China-US / People

Blogger brings fusion food to family table

By Lia Zhu in San Francisco (China Daily) Updated: 2015-10-16 11:54

Blogger brings fusion food to family table

Katie Hsieh and her older daughter prepare a meal in her kitchen.

Aspiring lifestyle guru offers tips on how to expand a kitchen's culinary horizons without losing sight of the importance of the basics, like family, fun and free time.

"I want to be the Asian Martha Stewart," said Katie Hsieh, a Chinese-American food blogger living in the San Francisco Bay Area, when asked what she wanted to be.

An author of three books and a popular blogger creating her own recipes of Chinese-American fusion food, Hsieh said her goal is to "change the world with food".

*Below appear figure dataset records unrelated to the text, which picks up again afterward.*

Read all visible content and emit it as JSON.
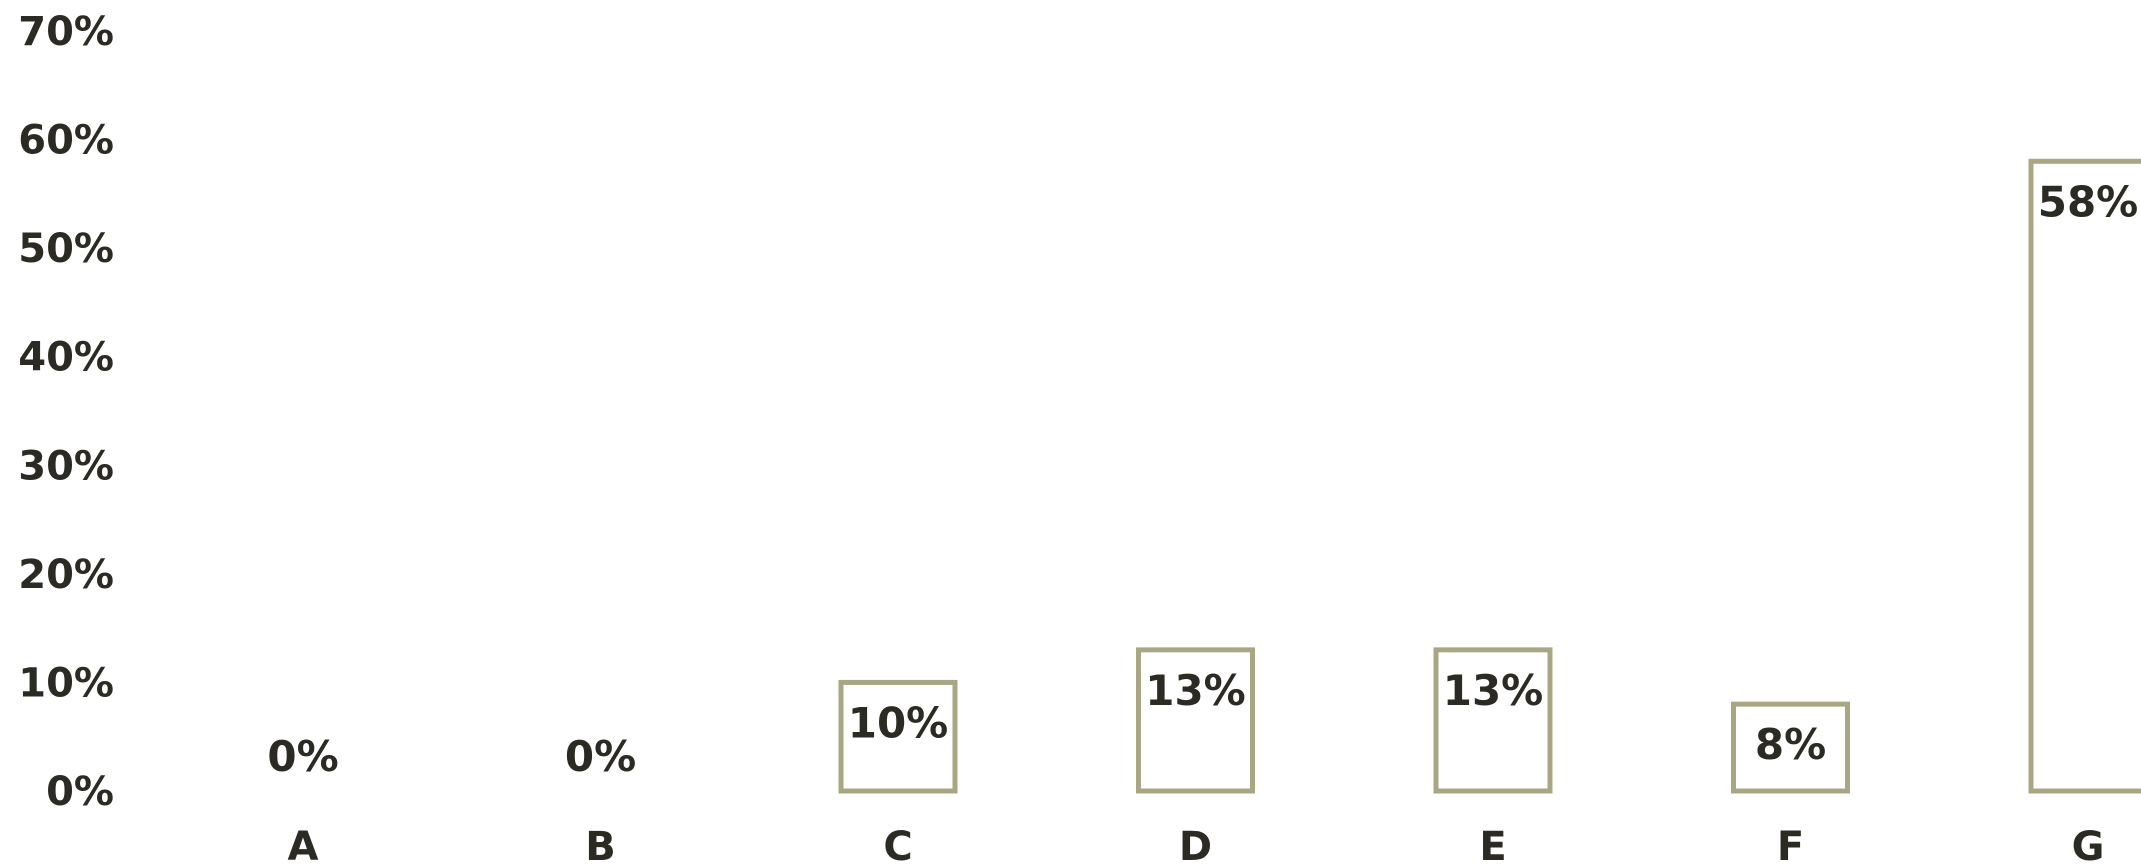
{
  "chart_data": {
    "type": "bar",
    "categories": [
      "A",
      "B",
      "C",
      "D",
      "E",
      "F",
      "G"
    ],
    "values": [
      0,
      0,
      10,
      13,
      13,
      8,
      58
    ],
    "value_labels": [
      "0%",
      "0%",
      "10%",
      "13%",
      "13%",
      "8%",
      "58%"
    ],
    "y_ticks": [
      "0%",
      "10%",
      "20%",
      "30%",
      "40%",
      "50%",
      "60%",
      "70%"
    ],
    "ylim": [
      0,
      70
    ],
    "grid": false,
    "legend": "none",
    "colors": {
      "bar_outline": "#a8a683",
      "bar_fill": "#ffffff",
      "text": "#2b2a23"
    }
  }
}
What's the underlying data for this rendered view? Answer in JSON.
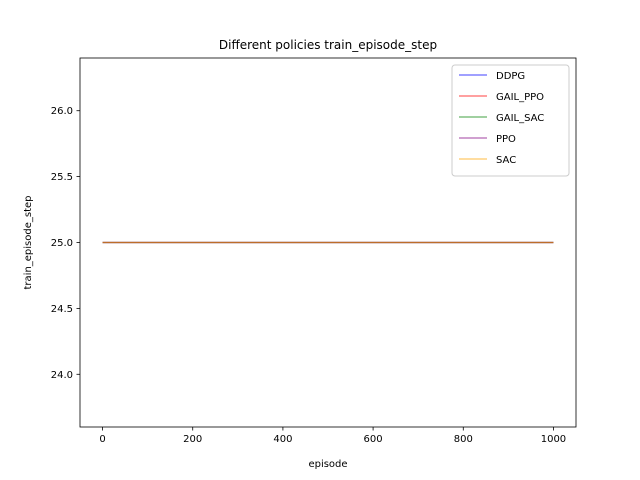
{
  "chart_data": {
    "type": "line",
    "title": "Different policies train_episode_step",
    "xlabel": "episode",
    "ylabel": "train_episode_step",
    "xlim": [
      -50,
      1050
    ],
    "ylim": [
      23.6,
      26.4
    ],
    "xticks": [
      0,
      200,
      400,
      600,
      800,
      1000
    ],
    "yticks": [
      24.0,
      24.5,
      25.0,
      25.5,
      26.0
    ],
    "xtick_labels": [
      "0",
      "200",
      "400",
      "600",
      "800",
      "1000"
    ],
    "ytick_labels": [
      "24.0",
      "24.5",
      "25.0",
      "25.5",
      "26.0"
    ],
    "grid": false,
    "legend_position": "top-right",
    "series": [
      {
        "name": "DDPG",
        "color": "#0000ff",
        "x": [
          0,
          1000
        ],
        "y": [
          25.0,
          25.0
        ]
      },
      {
        "name": "GAIL_PPO",
        "color": "#ff0000",
        "x": [
          0,
          1000
        ],
        "y": [
          25.0,
          25.0
        ]
      },
      {
        "name": "GAIL_SAC",
        "color": "#008000",
        "x": [
          0,
          1000
        ],
        "y": [
          25.0,
          25.0
        ]
      },
      {
        "name": "PPO",
        "color": "#800080",
        "x": [
          0,
          1000
        ],
        "y": [
          25.0,
          25.0
        ]
      },
      {
        "name": "SAC",
        "color": "#ffa500",
        "x": [
          0,
          1000
        ],
        "y": [
          25.0,
          25.0
        ]
      }
    ]
  }
}
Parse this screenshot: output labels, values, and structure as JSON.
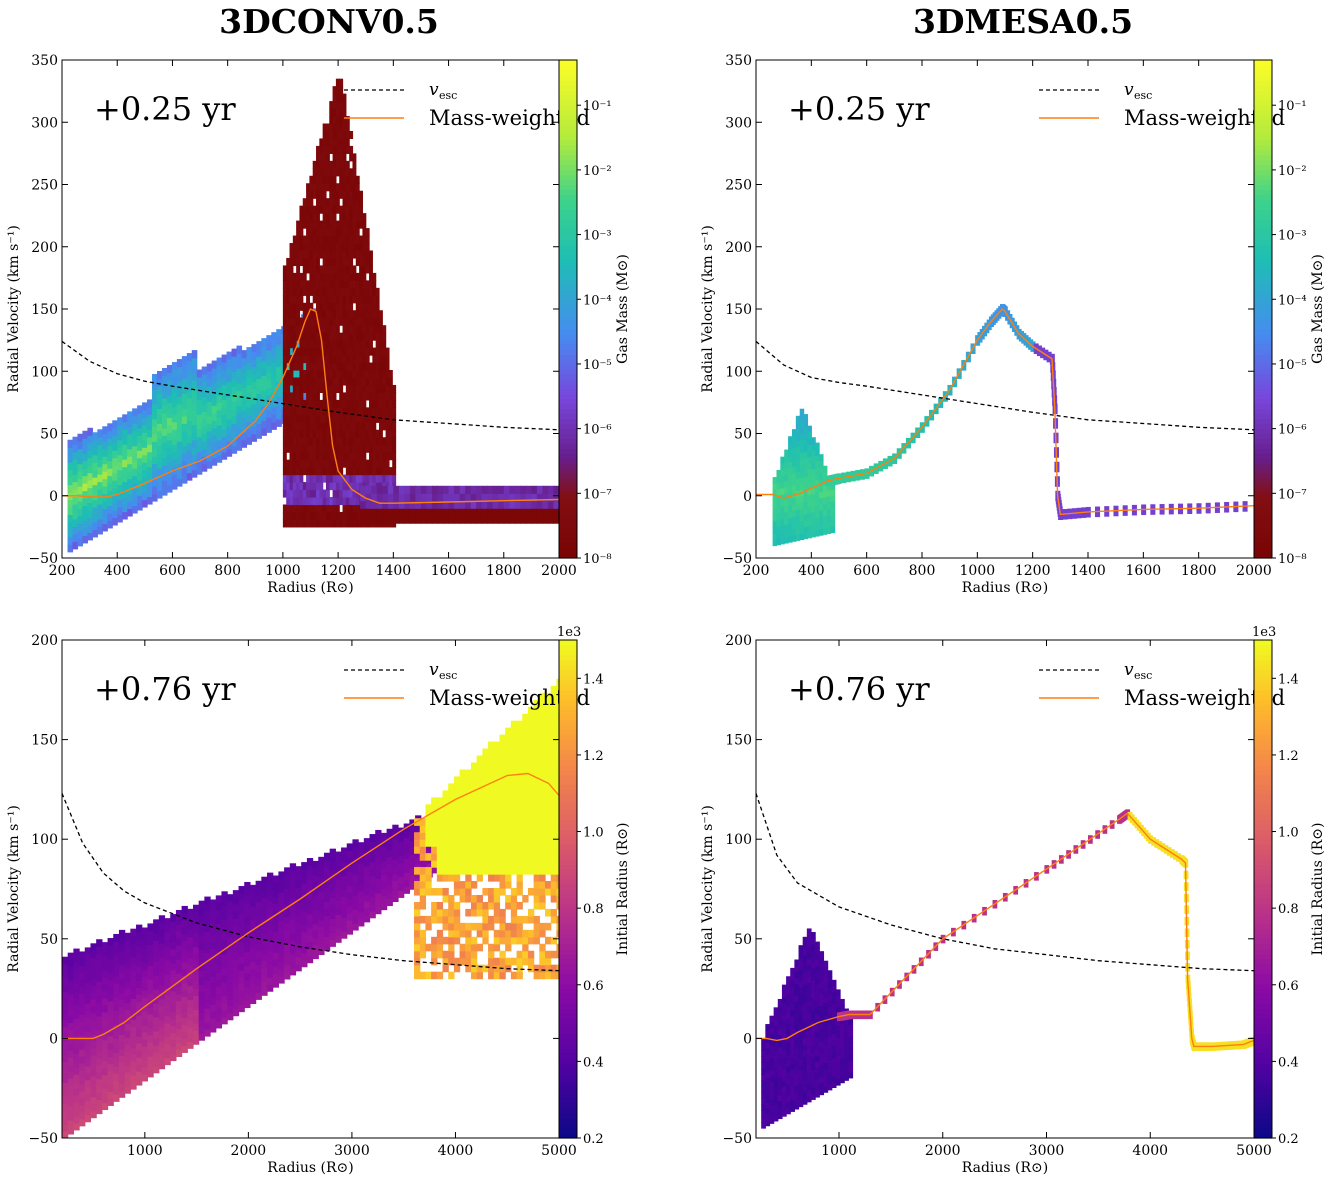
{
  "figure": {
    "column_titles": [
      "3DCONV0.5",
      "3DMESA0.5"
    ]
  },
  "chart_data": [
    {
      "type": "heatmap",
      "panel": "top-left",
      "annotation": "+0.25 yr",
      "xlabel": "Radius (R⊙)",
      "ylabel": "Radial Velocity (km s⁻¹)",
      "xlim": [
        200,
        2000
      ],
      "ylim": [
        -50,
        350
      ],
      "xticks": [
        200,
        400,
        600,
        800,
        1000,
        1200,
        1400,
        1600,
        1800,
        2000
      ],
      "yticks": [
        -50,
        0,
        50,
        100,
        150,
        200,
        250,
        300,
        350
      ],
      "legend": {
        "position": "top-right",
        "entries": [
          "v_esc",
          "Mass-weighted"
        ]
      },
      "colorbar": {
        "label": "Gas Mass (M⊙)",
        "scale": "log",
        "range": [
          1e-08,
          0.5
        ],
        "ticks": [
          "10⁻⁸",
          "10⁻⁷",
          "10⁻⁶",
          "10⁻⁵",
          "10⁻⁴",
          "10⁻³",
          "10⁻²",
          "10⁻¹"
        ],
        "cmap": "turbo-like"
      },
      "v_esc": {
        "x": [
          200,
          300,
          400,
          500,
          600,
          800,
          1000,
          1200,
          1400,
          1600,
          1800,
          2000
        ],
        "y": [
          124,
          108,
          98,
          92,
          88,
          81,
          74,
          67,
          61,
          58,
          55,
          53
        ]
      },
      "mass_weighted": {
        "x": [
          200,
          260,
          300,
          360,
          400,
          500,
          600,
          700,
          800,
          900,
          950,
          1000,
          1050,
          1080,
          1100,
          1120,
          1140,
          1160,
          1180,
          1200,
          1250,
          1300,
          1350,
          1400,
          1600,
          1800,
          2000
        ],
        "y": [
          0,
          0,
          -1,
          -1,
          1,
          10,
          20,
          28,
          40,
          60,
          75,
          95,
          120,
          140,
          150,
          148,
          125,
          80,
          40,
          20,
          5,
          -2,
          -6,
          -6,
          -5,
          -4,
          -3
        ]
      }
    },
    {
      "type": "heatmap",
      "panel": "top-right",
      "annotation": "+0.25 yr",
      "xlabel": "Radius (R⊙)",
      "ylabel": "Radial Velocity (km s⁻¹)",
      "xlim": [
        200,
        2000
      ],
      "ylim": [
        -50,
        350
      ],
      "xticks": [
        200,
        400,
        600,
        800,
        1000,
        1200,
        1400,
        1600,
        1800,
        2000
      ],
      "yticks": [
        -50,
        0,
        50,
        100,
        150,
        200,
        250,
        300,
        350
      ],
      "legend": {
        "position": "top-right",
        "entries": [
          "v_esc",
          "Mass-weighted"
        ]
      },
      "colorbar": {
        "label": "Gas Mass (M⊙)",
        "scale": "log",
        "range": [
          1e-08,
          0.5
        ],
        "ticks": [
          "10⁻⁸",
          "10⁻⁷",
          "10⁻⁶",
          "10⁻⁵",
          "10⁻⁴",
          "10⁻³",
          "10⁻²",
          "10⁻¹"
        ],
        "cmap": "turbo-like"
      },
      "v_esc": {
        "x": [
          200,
          300,
          400,
          500,
          600,
          800,
          1000,
          1200,
          1400,
          1600,
          1800,
          2000
        ],
        "y": [
          124,
          105,
          95,
          91,
          88,
          81,
          74,
          67,
          61,
          58,
          55,
          53
        ]
      },
      "mass_weighted": {
        "x": [
          200,
          260,
          300,
          360,
          400,
          460,
          500,
          600,
          700,
          800,
          900,
          1000,
          1050,
          1090,
          1100,
          1150,
          1200,
          1270,
          1280,
          1290,
          1300,
          1400,
          1600,
          1800,
          2000
        ],
        "y": [
          1,
          1,
          -2,
          2,
          6,
          12,
          14,
          18,
          30,
          55,
          85,
          125,
          140,
          150,
          148,
          130,
          120,
          110,
          70,
          0,
          -15,
          -13,
          -11,
          -10,
          -8
        ]
      }
    },
    {
      "type": "heatmap",
      "panel": "bottom-left",
      "annotation": "+0.76 yr",
      "xlabel": "Radius (R⊙)",
      "ylabel": "Radial Velocity (km s⁻¹)",
      "xlim": [
        200,
        5000
      ],
      "ylim": [
        -50,
        200
      ],
      "xticks": [
        1000,
        2000,
        3000,
        4000,
        5000
      ],
      "yticks": [
        -50,
        0,
        50,
        100,
        150,
        200
      ],
      "legend": {
        "position": "top-right",
        "entries": [
          "v_esc",
          "Mass-weighted"
        ]
      },
      "colorbar": {
        "label": "Initial Radius (R⊙)",
        "scale": "linear",
        "range": [
          0.2,
          1.5
        ],
        "ticks": [
          "0.2",
          "0.4",
          "0.6",
          "0.8",
          "1.0",
          "1.2",
          "1.4"
        ],
        "offset": "1e3",
        "cmap": "plasma"
      },
      "v_esc": {
        "x": [
          200,
          400,
          600,
          800,
          1000,
          1500,
          2000,
          2500,
          3000,
          3500,
          4000,
          4500,
          5000
        ],
        "y": [
          123,
          98,
          83,
          74,
          68,
          58,
          51,
          46,
          42,
          39,
          37,
          35,
          34
        ]
      },
      "mass_weighted": {
        "x": [
          200,
          300,
          500,
          600,
          800,
          1000,
          1500,
          2000,
          2500,
          3000,
          3500,
          4000,
          4500,
          4700,
          4900,
          5000
        ],
        "y": [
          0,
          0,
          0,
          2,
          8,
          16,
          35,
          53,
          70,
          88,
          105,
          120,
          132,
          133,
          128,
          122
        ]
      }
    },
    {
      "type": "heatmap",
      "panel": "bottom-right",
      "annotation": "+0.76 yr",
      "xlabel": "Radius (R⊙)",
      "ylabel": "Radial Velocity (km s⁻¹)",
      "xlim": [
        200,
        5000
      ],
      "ylim": [
        -50,
        200
      ],
      "xticks": [
        1000,
        2000,
        3000,
        4000,
        5000
      ],
      "yticks": [
        -50,
        0,
        50,
        100,
        150,
        200
      ],
      "legend": {
        "position": "top-right",
        "entries": [
          "v_esc",
          "Mass-weighted"
        ]
      },
      "colorbar": {
        "label": "Initial Radius (R⊙)",
        "scale": "linear",
        "range": [
          0.2,
          1.5
        ],
        "ticks": [
          "0.2",
          "0.4",
          "0.6",
          "0.8",
          "1.0",
          "1.2",
          "1.4"
        ],
        "offset": "1e3",
        "cmap": "plasma"
      },
      "v_esc": {
        "x": [
          200,
          400,
          600,
          800,
          1000,
          1500,
          2000,
          2500,
          3000,
          3500,
          4000,
          4500,
          5000
        ],
        "y": [
          123,
          92,
          78,
          72,
          66,
          57,
          50,
          45,
          42,
          39,
          37,
          35,
          34
        ]
      },
      "mass_weighted": {
        "x": [
          200,
          300,
          400,
          500,
          600,
          800,
          1000,
          1100,
          1300,
          2000,
          3000,
          3700,
          3780,
          4000,
          4300,
          4340,
          4360,
          4400,
          4420,
          4600,
          4900,
          5000
        ],
        "y": [
          0,
          0,
          -1,
          0,
          3,
          8,
          11,
          12,
          12,
          50,
          85,
          110,
          113,
          100,
          90,
          88,
          30,
          0,
          -4,
          -4,
          -3,
          -1
        ]
      }
    }
  ]
}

Her ambition started four years ago when she found that her blog, featuring recipes, cooking tips and techniques, was very popular. "I had hundreds of followers in weeks and then thousands in a few months," said Hsieh, a 36-year-old mother of two.

Since she set up her Facebook account in 2011, she has had more than 275,000 followers, and her posts have been viewed tens of millions of times. Many of her fans leave messages, expressing thanks for sharing her recipes or asking for English translations.

"The Americans are interested in Chinese cuisine, and they have a desire to learn more about our food culture," she observed.

Chinese ingredients and cooking styles are often adopted in today's haute cuisine, she said. She has had traditional Chinese dishes, like steamed fish and Dongpo pork, at French restaurants.

"There are good Chinese cooks, but no influencer of Chinese food culture in the US," said Hsieh. "That's why I want to be the Chinese version of Martha Stewart, bringing Chinese food to average people's tables, helping them to enjoy not only the food itself but also the process of preparing the food and the time spent with their family."

So she tries to simplify the cooking methods so people can prepare food at home. Her dishes can be cooked in a microwave oven, and most of the recipes have less than three steps.

"I often share this with my audience: When you can save some time in your kitchen, you will have time to stop and take a look at the world outside the window, or to engage in a conversation with yourself.

"It's important to make good use of the kitchen utensils so you can save time for yourself and your family," she said.

Recently, Hsieh was approached by Tastemade, a video website for people to share food and travel experiences, and became their first Chinese host to provide food programs for the audiences from around the world.

Among the 11 videos, which were produced by Tastemade and debuted on You Tube in July, the steamed pork bun, or Chinese burger, is the most popular one.

Different from the traditional recipe, her secret ingredients are cola and peanut brittle. The carbonic acid helps to soften the meat and allows the marinade to better penetrate the pork, she explained. "Coupled with chopped peanut brittle and cilantro, the easily made steamed bun reminds me of the hometown flavor," she said.

In her books and blogs, Hsieh often expressed her feelings and reflections on life to her audience.

"After so many years of living in the US, we still cherish the memory of the hot casserole of pickled cabbage and pork in our hometown," she wrote in one of her posts. But it was hard to procure Chinese pickled cabbage in the US, so she replaced it with German sauerkraut. When the fusion casserole was ready, "the small kitchen is filled with homesickness as well as satisfaction", she wrote.

Hsieh, who got an engineering degree in Taiwan and an MBA in the US, has been living with her husband and two daughters in the Bay Area since 2011. She gave up her e-commerce business and to devote time to her family.

In July, she launched her own website "How Living", where she shares recipes and cooking techniques and promotes "table revolution" by calling on families to find connections in everyday meals and influence others and eventually society.

Next year, she plans to launch an English version so her concept can reach more people, especially those of Chinese descent, so they feel more connected with their own culture.

"Food has the power to change a person's life," Hsieh said. "Such is my own experience, as most of my best memories happened at tables.

"Food not only nourishes our bodies but also our souls," she said. "It connects us with the earth and those we love. I hope to make the world a better place by starting from the table, where we re-establish our values on families and the relationship with others."